Eu e os meus coetâneos perguntamos muito esses "onde estavas em..." com o 6 de Outubro de 1973, quando estalou a guerra do Yom Kippur apanhando Israel de surpresa, atacado pelo Egito e pela Síria. Quando Israel teve a sua tenra existência em risco, quando nos foi colocado um grande ponto de interrogação à frente tinha eu 18 anos e cumpria o serviço militar obrigatório.

Ou com o 4 de Novembro de 1995, quando o nosso PM Yithzak Rabin foi assassinado por um terrorista judeu. Eu estava lá, seu apoiante indefetível e dos seus esforços para atingir a paz com os palestinianos, nessa manifestação de paz na praça que hoje tem o seu nome.

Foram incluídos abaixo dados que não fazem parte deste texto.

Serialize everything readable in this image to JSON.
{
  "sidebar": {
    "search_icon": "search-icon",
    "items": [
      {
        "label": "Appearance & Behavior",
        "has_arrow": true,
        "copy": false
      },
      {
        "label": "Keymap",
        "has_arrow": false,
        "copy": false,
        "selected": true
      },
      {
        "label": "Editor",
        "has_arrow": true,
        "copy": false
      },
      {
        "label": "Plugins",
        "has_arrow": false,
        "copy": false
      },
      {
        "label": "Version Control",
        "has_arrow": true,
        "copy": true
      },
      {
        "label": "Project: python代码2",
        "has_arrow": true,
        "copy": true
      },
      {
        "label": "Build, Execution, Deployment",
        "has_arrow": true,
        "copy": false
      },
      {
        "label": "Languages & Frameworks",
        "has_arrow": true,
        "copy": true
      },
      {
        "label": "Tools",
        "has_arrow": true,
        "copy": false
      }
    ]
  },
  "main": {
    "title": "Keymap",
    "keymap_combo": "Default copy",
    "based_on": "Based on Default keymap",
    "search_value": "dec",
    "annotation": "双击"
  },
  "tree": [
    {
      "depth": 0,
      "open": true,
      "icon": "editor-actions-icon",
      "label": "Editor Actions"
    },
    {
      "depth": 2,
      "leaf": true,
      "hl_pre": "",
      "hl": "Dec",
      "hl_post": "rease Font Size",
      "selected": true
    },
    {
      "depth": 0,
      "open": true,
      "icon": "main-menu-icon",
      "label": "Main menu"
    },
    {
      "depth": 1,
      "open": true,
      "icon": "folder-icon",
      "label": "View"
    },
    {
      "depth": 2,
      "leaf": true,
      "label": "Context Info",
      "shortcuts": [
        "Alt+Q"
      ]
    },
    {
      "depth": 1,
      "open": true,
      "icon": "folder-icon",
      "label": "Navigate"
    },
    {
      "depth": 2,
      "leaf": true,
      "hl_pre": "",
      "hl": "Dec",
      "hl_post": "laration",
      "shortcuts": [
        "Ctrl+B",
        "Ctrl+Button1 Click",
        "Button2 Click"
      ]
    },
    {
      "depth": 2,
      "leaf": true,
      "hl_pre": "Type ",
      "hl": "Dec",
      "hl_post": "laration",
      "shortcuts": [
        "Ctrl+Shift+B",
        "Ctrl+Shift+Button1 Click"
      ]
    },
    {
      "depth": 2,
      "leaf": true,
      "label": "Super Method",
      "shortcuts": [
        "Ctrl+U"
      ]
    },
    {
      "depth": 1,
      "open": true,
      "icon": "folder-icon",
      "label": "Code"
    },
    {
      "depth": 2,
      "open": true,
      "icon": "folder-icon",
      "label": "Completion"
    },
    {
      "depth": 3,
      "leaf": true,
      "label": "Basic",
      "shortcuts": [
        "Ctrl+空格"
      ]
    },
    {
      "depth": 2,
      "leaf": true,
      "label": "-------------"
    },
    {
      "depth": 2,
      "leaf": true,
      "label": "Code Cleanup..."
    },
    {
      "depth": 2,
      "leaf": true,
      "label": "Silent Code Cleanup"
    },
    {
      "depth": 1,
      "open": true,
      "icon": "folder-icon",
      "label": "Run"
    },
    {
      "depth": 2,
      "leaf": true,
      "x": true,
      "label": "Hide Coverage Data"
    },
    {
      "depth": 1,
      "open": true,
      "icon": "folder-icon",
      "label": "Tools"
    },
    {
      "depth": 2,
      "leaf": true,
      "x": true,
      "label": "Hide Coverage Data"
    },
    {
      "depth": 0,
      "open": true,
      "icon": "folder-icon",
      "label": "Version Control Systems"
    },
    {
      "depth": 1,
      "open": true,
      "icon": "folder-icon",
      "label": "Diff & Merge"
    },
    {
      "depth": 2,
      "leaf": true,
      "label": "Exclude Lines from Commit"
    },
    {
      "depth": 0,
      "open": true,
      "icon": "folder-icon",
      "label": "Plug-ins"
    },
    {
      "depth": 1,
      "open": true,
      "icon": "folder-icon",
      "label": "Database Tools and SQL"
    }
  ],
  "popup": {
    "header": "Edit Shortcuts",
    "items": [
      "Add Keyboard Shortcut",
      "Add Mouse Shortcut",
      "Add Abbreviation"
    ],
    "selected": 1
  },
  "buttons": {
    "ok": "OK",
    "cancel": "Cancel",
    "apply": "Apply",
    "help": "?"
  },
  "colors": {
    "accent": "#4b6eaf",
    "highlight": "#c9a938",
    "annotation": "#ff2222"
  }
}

Mas há uma pergunta similar que se refere a um evento positivo e até formativo nas nossas vidas: "Onde estavas no 19 de Novembro de 1977?"

Essa foi uma noite mítica em que o inacreditável aconteceu. Abriu-se a porta do avião da República Árabe do Egito no Aeroporto de Ben Gurion e Anwar Sadat, o presidente egípcio, assomou. O primeiro líder do mais poderoso Estado árabe a visitar oficialmente Israel concretizaria connosco um acordo de paz. Era o maior dos inimigos de Israel até então.

Quis o destino que, nesse dia, eu fosse um convidado pessoal na residência do então presidente israelita, professor Ephraim Katzir, cientista internacionalmente renomado e amigo da família. De acordo com o protocolo, o nosso presidente seria o anfitrião do presidente egípcio. É claro que o primeiro-ministro Menachem Begin e todos os grandes oficiais do Estado foram receber Sadat ao aeroporto, mas foi o próprio Katzir que o conduziu ao Hotel King David, em Jerusalém, e foi o primeiro a poder privar mais intimamente com ele.

Quando Katzir regressou à residência, nós, família e amigos, impacientes de curiosidade, perguntámos o que de mais interessante tinha ele ouvido de Sadat: "É um homem corajoso, um líder com uma visão", disse-nos. E citou-o:

"Todos os meus irmãos, líderes dos Estados árabes, desprezam-me e amaldiçoam-me em uníssono por causa da minha decisão de cá vir fazer a paz com Israel. Mas, mais cedo ou mais tarde, seguir-me-ão e aos passos que o Egito está a dar", afirmou profeticamente.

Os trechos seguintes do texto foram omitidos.